Pasar al contenido principal
fuera de serie
Perspectivas sobre las políticas
más allá de los números

Medicaid Per Capita Cap Would Shift Costs to States and Harm Beneficiaries

House Energy and Commerce Committee Chairman Fred Upton, a prominent proponent of a Medicaid “per capita cap” (a per-beneficiary limit on federal Medicaid funding), has appointed a Medicaid Task Force of Republican members to examine ways to “strengthen and sustain” the program, which would likely include such a cap.  As we’ve explained (see here and here), however, a per capita cap would shift large costs to states and almost certainly lead over time to substantial cuts affecting low-income beneficiaries and health care providers.   

It also would likely discourage states from taking up health reform’s Medicaid expansion and could cause some states to abandon the expansion.

The federal government now pays a fixed share of states’ Medicaid costs; it varies by state but averages 57 percent.  Under a per capita cap, the federal government would instead pay its share of a state’s Medicaid costs only up to a fixed amount per beneficiary.  The state would be responsible for all costs above that cap.

To achieve its purpose of producing significant federal savings, the cap for each state would have to be set significantly below projected costs.  Cap proposals usually achieve this by adjusting the cap annually by a rate well below the expected growth in per-beneficiary costs.  Some proposals, for example, would raise the cap each year only by overall inflation; historically, health costs outpace inflation, so this approach would produce federal funding reductions relative to current law that would grow over time.

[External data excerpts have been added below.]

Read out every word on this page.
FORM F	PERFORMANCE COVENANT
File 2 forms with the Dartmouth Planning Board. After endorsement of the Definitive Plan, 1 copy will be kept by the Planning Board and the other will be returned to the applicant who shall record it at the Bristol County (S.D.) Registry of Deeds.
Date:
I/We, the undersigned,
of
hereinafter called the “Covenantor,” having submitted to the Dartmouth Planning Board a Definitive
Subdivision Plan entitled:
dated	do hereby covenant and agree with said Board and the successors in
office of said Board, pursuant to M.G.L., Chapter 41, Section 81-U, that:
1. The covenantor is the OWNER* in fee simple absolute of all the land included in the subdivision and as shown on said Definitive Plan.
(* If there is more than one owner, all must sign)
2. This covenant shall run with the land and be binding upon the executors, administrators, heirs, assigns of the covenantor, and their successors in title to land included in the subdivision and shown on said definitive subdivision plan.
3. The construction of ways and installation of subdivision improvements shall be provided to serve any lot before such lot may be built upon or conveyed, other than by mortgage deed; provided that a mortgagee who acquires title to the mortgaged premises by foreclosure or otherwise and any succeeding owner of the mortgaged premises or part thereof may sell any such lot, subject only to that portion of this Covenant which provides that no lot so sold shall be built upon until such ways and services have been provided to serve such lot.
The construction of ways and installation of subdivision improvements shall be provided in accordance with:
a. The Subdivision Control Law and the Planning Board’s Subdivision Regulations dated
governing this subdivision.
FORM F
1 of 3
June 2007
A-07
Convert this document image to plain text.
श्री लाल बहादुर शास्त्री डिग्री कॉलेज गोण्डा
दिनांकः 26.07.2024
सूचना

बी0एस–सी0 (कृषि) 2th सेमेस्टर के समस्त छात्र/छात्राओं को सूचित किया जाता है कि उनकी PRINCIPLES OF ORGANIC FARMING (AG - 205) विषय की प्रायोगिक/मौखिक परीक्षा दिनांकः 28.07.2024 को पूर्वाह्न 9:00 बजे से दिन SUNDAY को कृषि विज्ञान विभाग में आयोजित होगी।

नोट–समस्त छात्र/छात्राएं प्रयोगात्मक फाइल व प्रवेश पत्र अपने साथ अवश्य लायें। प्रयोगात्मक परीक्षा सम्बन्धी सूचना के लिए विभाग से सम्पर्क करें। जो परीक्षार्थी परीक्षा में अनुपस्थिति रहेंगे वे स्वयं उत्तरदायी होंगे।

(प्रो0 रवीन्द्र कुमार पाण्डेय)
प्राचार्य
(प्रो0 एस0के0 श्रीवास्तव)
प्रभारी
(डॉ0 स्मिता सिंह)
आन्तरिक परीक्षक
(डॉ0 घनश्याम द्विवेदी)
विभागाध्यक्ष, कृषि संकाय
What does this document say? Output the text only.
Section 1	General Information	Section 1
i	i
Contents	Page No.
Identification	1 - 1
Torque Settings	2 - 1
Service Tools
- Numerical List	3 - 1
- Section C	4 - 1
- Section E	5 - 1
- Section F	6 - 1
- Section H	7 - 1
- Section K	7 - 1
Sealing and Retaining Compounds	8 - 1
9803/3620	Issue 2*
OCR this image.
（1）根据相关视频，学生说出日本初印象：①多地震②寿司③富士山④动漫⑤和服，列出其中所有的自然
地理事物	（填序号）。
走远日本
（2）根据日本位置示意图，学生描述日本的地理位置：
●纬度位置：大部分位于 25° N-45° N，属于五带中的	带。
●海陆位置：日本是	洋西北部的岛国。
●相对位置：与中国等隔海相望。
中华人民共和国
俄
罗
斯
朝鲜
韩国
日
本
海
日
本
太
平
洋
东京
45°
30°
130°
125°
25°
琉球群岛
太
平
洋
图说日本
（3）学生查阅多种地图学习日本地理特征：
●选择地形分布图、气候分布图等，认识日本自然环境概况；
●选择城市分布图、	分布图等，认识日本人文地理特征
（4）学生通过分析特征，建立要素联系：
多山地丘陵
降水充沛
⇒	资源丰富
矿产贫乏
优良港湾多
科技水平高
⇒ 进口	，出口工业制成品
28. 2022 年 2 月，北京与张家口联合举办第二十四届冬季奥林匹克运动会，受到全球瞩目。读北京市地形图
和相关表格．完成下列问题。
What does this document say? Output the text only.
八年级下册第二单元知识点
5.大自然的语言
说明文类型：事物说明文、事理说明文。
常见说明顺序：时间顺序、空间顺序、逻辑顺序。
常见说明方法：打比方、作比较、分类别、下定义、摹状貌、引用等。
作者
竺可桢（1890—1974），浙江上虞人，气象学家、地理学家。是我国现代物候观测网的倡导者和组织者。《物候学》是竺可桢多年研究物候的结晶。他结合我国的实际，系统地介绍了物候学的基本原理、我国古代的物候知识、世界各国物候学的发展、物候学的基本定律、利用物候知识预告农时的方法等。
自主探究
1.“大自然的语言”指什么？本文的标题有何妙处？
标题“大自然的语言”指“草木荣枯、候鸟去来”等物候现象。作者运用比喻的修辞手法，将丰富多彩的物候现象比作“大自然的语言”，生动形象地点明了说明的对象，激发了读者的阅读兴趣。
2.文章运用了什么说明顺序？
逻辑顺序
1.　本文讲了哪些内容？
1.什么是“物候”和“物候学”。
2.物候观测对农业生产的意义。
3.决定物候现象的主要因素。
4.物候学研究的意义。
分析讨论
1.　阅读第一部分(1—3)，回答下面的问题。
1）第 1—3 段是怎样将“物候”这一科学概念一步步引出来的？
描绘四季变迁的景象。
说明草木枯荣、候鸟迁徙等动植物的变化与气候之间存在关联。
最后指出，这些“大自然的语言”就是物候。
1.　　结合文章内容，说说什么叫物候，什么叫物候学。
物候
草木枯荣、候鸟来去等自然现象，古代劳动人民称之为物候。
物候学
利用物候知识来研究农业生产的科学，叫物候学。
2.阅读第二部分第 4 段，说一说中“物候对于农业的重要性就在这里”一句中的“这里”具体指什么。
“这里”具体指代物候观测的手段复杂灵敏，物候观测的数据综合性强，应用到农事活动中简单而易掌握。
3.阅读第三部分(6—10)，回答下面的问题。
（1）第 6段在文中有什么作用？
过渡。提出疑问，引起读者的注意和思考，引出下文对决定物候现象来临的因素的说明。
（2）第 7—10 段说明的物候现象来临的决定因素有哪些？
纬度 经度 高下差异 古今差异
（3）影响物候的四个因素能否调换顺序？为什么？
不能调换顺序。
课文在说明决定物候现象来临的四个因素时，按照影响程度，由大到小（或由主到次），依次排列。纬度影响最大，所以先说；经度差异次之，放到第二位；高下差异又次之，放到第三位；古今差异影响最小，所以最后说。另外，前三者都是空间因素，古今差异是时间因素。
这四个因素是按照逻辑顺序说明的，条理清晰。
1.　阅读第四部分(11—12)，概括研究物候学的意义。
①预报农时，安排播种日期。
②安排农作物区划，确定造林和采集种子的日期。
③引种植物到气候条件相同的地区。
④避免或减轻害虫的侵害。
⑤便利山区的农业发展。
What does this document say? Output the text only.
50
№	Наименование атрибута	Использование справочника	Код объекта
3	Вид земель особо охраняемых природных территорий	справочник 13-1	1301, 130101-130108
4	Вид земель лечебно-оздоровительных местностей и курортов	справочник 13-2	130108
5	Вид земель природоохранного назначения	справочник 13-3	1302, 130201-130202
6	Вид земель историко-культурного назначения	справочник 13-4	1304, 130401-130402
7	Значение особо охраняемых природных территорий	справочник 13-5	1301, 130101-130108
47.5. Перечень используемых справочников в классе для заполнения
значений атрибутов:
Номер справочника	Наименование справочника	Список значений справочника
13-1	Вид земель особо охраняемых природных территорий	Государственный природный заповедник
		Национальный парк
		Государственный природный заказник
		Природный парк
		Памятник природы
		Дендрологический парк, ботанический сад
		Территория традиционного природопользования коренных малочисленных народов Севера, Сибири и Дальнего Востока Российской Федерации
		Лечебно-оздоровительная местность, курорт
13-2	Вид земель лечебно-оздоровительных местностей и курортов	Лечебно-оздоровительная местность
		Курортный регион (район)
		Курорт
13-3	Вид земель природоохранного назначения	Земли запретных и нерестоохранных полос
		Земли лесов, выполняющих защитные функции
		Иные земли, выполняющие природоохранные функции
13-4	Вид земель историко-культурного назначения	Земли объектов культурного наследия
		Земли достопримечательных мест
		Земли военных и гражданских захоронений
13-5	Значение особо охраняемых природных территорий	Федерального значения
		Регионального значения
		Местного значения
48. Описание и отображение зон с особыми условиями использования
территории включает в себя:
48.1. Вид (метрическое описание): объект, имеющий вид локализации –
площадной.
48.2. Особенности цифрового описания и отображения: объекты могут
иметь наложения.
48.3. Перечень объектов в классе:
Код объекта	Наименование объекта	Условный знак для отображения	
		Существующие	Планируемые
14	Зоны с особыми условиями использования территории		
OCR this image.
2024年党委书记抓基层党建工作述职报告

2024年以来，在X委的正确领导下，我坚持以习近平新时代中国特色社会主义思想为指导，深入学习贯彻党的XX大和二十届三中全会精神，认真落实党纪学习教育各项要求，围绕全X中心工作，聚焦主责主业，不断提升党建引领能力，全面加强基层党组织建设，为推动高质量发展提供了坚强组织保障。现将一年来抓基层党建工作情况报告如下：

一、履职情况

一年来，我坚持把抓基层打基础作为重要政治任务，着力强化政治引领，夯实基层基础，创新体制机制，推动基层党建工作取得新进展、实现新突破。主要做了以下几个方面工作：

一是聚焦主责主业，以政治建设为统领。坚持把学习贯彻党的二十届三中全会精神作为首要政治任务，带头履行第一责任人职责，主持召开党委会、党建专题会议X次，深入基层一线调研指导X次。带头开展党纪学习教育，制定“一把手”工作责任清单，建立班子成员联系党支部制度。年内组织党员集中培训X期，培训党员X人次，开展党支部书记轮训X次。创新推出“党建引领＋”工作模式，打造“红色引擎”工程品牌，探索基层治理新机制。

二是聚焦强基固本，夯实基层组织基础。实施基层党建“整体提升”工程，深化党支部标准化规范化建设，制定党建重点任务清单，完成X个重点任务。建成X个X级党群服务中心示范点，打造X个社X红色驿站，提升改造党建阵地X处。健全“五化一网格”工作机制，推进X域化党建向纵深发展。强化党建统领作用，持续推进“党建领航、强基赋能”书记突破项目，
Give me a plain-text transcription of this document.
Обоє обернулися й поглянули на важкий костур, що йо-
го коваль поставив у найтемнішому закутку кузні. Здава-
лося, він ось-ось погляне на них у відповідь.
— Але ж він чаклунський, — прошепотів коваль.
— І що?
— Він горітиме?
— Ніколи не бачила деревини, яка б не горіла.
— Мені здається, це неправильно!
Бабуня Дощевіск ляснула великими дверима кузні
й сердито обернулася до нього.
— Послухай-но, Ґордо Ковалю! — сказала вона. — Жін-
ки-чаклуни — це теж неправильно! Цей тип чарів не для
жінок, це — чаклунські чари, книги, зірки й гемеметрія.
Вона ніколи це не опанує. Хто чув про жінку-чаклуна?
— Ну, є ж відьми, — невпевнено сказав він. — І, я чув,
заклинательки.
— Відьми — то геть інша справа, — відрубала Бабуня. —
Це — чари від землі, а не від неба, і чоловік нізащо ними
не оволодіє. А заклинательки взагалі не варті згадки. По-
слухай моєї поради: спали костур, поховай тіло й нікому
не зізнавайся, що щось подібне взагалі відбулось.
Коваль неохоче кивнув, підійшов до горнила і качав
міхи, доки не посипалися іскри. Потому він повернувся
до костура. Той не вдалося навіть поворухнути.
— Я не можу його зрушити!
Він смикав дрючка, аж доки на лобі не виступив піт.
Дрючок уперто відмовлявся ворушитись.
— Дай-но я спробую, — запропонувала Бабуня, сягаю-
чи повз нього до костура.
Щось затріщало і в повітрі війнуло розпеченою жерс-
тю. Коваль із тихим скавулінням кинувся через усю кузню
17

The cuts for states could be much larger than originally estimated, for several reasons:

  • Faster health care cost growth.  Costs throughout the health care system have been growing at historically low rates in recent years.  Setting per capita cap amounts would essentially require an assumption of how much of this slowdown is permanent (due in part to health reform) and how much is temporary.  If policymakers assume incorrectly, actual per-beneficiary Medicaid costs could turn out much higher than the cap assumed, and the cap could force deeper cuts than had been anticipated.
  • Population aging.  As the population ages, a larger share of Medicaid beneficiaries will be seniors and people with disabilities, whose average health care spending is about five times higher than among children and other adults.  Some per capita cap proposals claim to address this issue by setting separate caps for seniors and other beneficiary groups.  But as the baby boomers age, a growing share of seniors will move from “young-old age” to “old-old age.” People in their 80s or 90s are likelier than younger seniors to have serious and chronic health problems and require nursing home and other long-term care.  Unless a per capita cap were designed to address this issue, as well — which no per capita cap proposal we’re aware of would do — the cap would cut state Medicaid programs by deeper and deeper amounts as more boomers move into “old-old age.”
  • Unexpected costs.  A per capita cap would provide no further federal funding if medical costs per beneficiary rose faster than anticipated due to a new disease, epidemic, or costly medical breakthrough, such as a new blockbuster drug.  When the HIV/AIDS epidemic struck, in contrast, the federal government and states shared the unexpected costs.

While all states would face cuts in federal funding under such a scenario, some states could be hit disproportionately hard, including states whose Medicaid costs per beneficiary grew relatively quickly.

To compensate for the funding cuts under a per capita cap, states would have to contribute significantly more of their own funds or, as is far likelier, cut eligibility, benefits, and/or payments to health care providers and plans.  That’s because cutting per-beneficiary expenditures substantially without limiting access to needed care would be extremely difficult: Medicaid costs per beneficiary already are well below those of both private insurance and Medicare, and states already take advantage of existing flexibility to institute an array of measures to limit Medicaid costs. 

A per capita cap also would force states to bear more of the costs of health reform’s Medicaid expansion, since most states would receive less federal funding for each newly eligible beneficiary than the Affordable Care Act provides.  Under current law, the federal government picks up at least 90 percent of expansion costs on a permanent basis, but a per capita cap would effectively shrink that percentage.  That would likely discourage more states from taking up the expansion and might lead some expansion states to drop it.